Poor diet associated with increased childhood bullying, say SLU researchers
Children who eat poor diets are more likely to be bullies at school, according to research from Saint Louis University.
The study, which used data from a World Health Organization survey of 150,000 children across 40 countries in Europe and North America, examined the relationship between diet and bullying behavior. Students who had poor diets or experienced frequent meal deprivation were more likely to bully their peers.
Despite increased interest in bullying research, few studies have considered how nutrition might drive this behavior, said Michael Vaughn, a professor of social work at Saint Louis University and one of the study co-authors.
“We know that the human brain consumes about one-fifth of all the body’s calories,” Vaughn said. “It could be that inadequate or irregular nutrition may diminish the ability of the human brain to maintain impulse control, resulting in increased probability of aggression and bullying.”
Several diet factors were associated with a higher likelihood of being a bully, including high junk-food consumption and low consumption of healthy foods, such as fruits and vegetables.

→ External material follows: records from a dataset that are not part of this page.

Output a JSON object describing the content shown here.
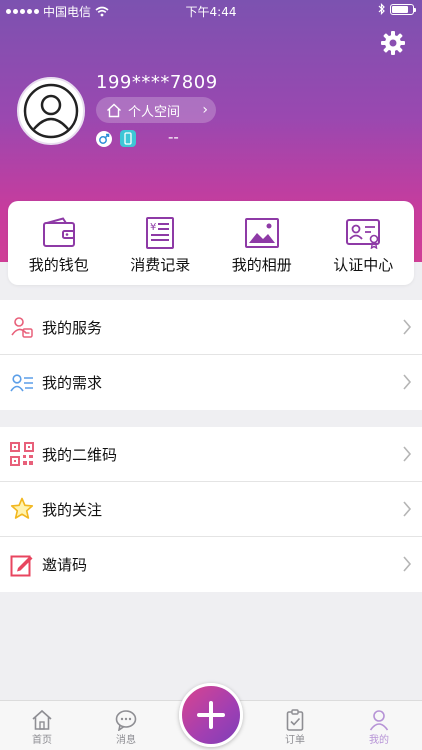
{
  "status_bar": {
    "carrier": "中国电信",
    "time": "下午4:44"
  },
  "profile": {
    "phone": "199****7809",
    "space_label": "个人空间",
    "placeholder": "--"
  },
  "quick_actions": [
    {
      "label": "我的钱包",
      "icon": "wallet-icon"
    },
    {
      "label": "消费记录",
      "icon": "receipt-icon"
    },
    {
      "label": "我的相册",
      "icon": "album-icon"
    },
    {
      "label": "认证中心",
      "icon": "certificate-icon"
    }
  ],
  "menu_group_1": [
    {
      "label": "我的服务",
      "icon": "service-icon"
    },
    {
      "label": "我的需求",
      "icon": "demand-icon"
    }
  ],
  "menu_group_2": [
    {
      "label": "我的二维码",
      "icon": "qrcode-icon"
    },
    {
      "label": "我的关注",
      "icon": "star-icon"
    },
    {
      "label": "邀请码",
      "icon": "invite-edit-icon"
    }
  ],
  "tabbar": {
    "home": "首页",
    "messages": "消息",
    "orders": "订单",
    "mine": "我的"
  },
  "colors": {
    "header_top": "#7c52b0",
    "header_bottom": "#cf3e96",
    "active_tab": "#b693d6"
  }
}
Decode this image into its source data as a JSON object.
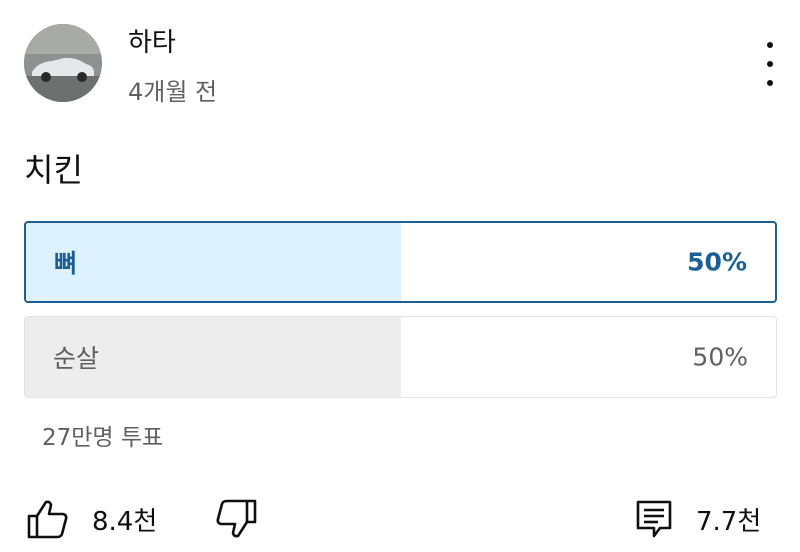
{
  "post": {
    "author": "하타",
    "time": "4개월 전",
    "question": "치킨"
  },
  "poll": {
    "options": [
      {
        "label": "뼈",
        "percent_text": "50%",
        "percent": 50,
        "selected": true
      },
      {
        "label": "순살",
        "percent_text": "50%",
        "percent": 50,
        "selected": false
      }
    ],
    "votes": "27만명 투표"
  },
  "actions": {
    "likes": "8.4천",
    "comments": "7.7천"
  },
  "colors": {
    "selected_border": "#1b5f95",
    "selected_fill": "#def1ff",
    "unselected_fill": "#ededed",
    "secondary_text": "#606060"
  },
  "icons": {
    "like": "thumb-up-icon",
    "dislike": "thumb-down-icon",
    "comments": "comment-icon",
    "menu": "more-vert-icon"
  }
}
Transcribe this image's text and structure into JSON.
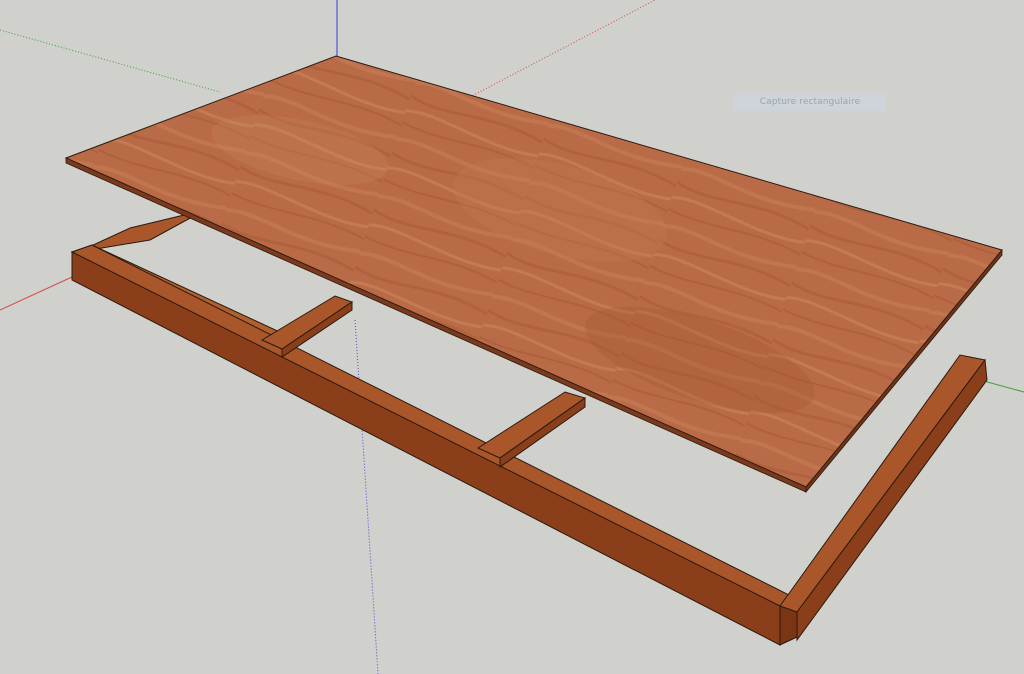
{
  "app": {
    "type": "3d-modeling-viewport"
  },
  "colors": {
    "background": "#d0d0cc",
    "axis_red": "#d94a4a",
    "axis_green": "#3aa03a",
    "axis_blue": "#3a3ad6",
    "plywood": "#b86a45",
    "frame_top": "#a9562a",
    "frame_side": "#8a3f1a",
    "edge": "#2a1a10"
  },
  "tooltip": {
    "text": "Capture rectangulaire"
  },
  "model": {
    "objects": [
      "plywood-panel",
      "wooden-frame"
    ]
  }
}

Kids who reported frequent meal deprivation, including skipping breakfast and nighttime hunger, were also more likely to be bullies and victims of bullying.
Taken as a whole, these results could have important implications for children with limited access to healthy food, said Vaughn.

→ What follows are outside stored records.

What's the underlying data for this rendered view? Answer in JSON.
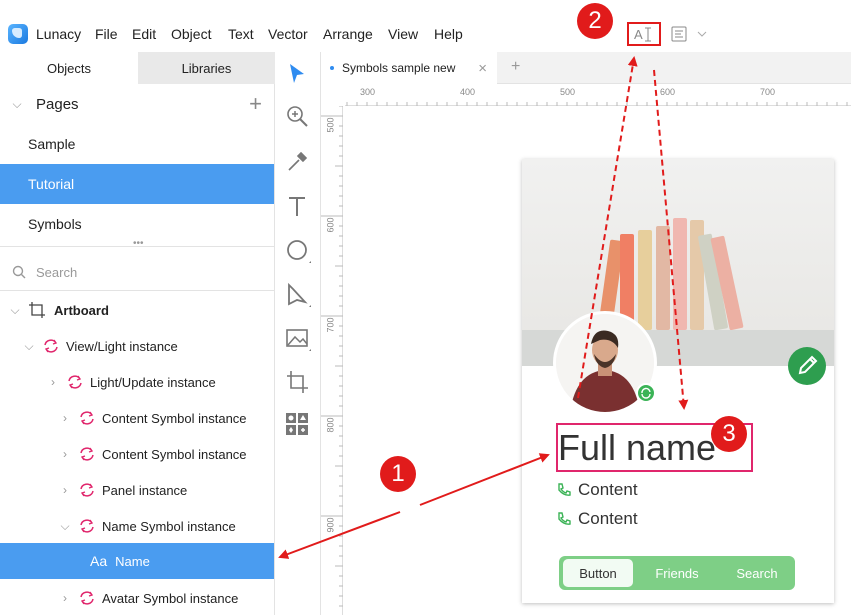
{
  "app": {
    "name": "Lunacy"
  },
  "menu": [
    "File",
    "Edit",
    "Object",
    "Text",
    "Vector",
    "Arrange",
    "View",
    "Help"
  ],
  "panel_tabs": {
    "objects": "Objects",
    "libraries": "Libraries"
  },
  "pages": {
    "header": "Pages",
    "items": [
      {
        "label": "Sample",
        "selected": false
      },
      {
        "label": "Tutorial",
        "selected": true
      },
      {
        "label": "Symbols",
        "selected": false
      }
    ]
  },
  "search": {
    "placeholder": "Search"
  },
  "layers": {
    "artboard": "Artboard",
    "view": "View/Light instance",
    "light_update": "Light/Update instance",
    "content1": "Content Symbol instance",
    "content2": "Content Symbol instance",
    "panel": "Panel instance",
    "name_symbol": "Name Symbol instance",
    "name": "Name",
    "name_glyph": "Aa",
    "avatar": "Avatar Symbol instance"
  },
  "doc_tab": {
    "label": "Symbols sample new"
  },
  "ruler": {
    "h": [
      "300",
      "400",
      "500",
      "600",
      "700"
    ],
    "v": [
      "500",
      "600",
      "700",
      "800",
      "900"
    ]
  },
  "card": {
    "name": "Full name",
    "content1": "Content",
    "content2": "Content",
    "buttons": [
      "Button",
      "Friends",
      "Search"
    ]
  },
  "annotations": [
    "1",
    "2",
    "3"
  ],
  "colors": {
    "selection": "#4a9cf0",
    "accent_green": "#7ecf86",
    "fab": "#2e9e4f",
    "annotation": "#e11b1b",
    "text_box": "#e0266c"
  }
}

“Food insecurity is a major problem in the United States. Although we’re a wealthy country, a lot of foods that are available for youth are of a poor quality,” he said. “Kids in impoverished households may take in some calories, but it’s often of a poor quality, because it’s cheap to have high fat, high-sodium meals.”
Although the association between diet factors and bullying was strong, the authors are quick to point out that poor eating habits don’t necessarily cause bullying behavior.
In fact, bullying has been linked to a broad range of other risk factors, including parent-child relationships and neighborhood safety.
“Poor diet is just one of a multitude of probable factors,” Vaughn said. “This is one of many studies that show that intersections between nutrition and diet are meaningful, and that we should pay greater attention.”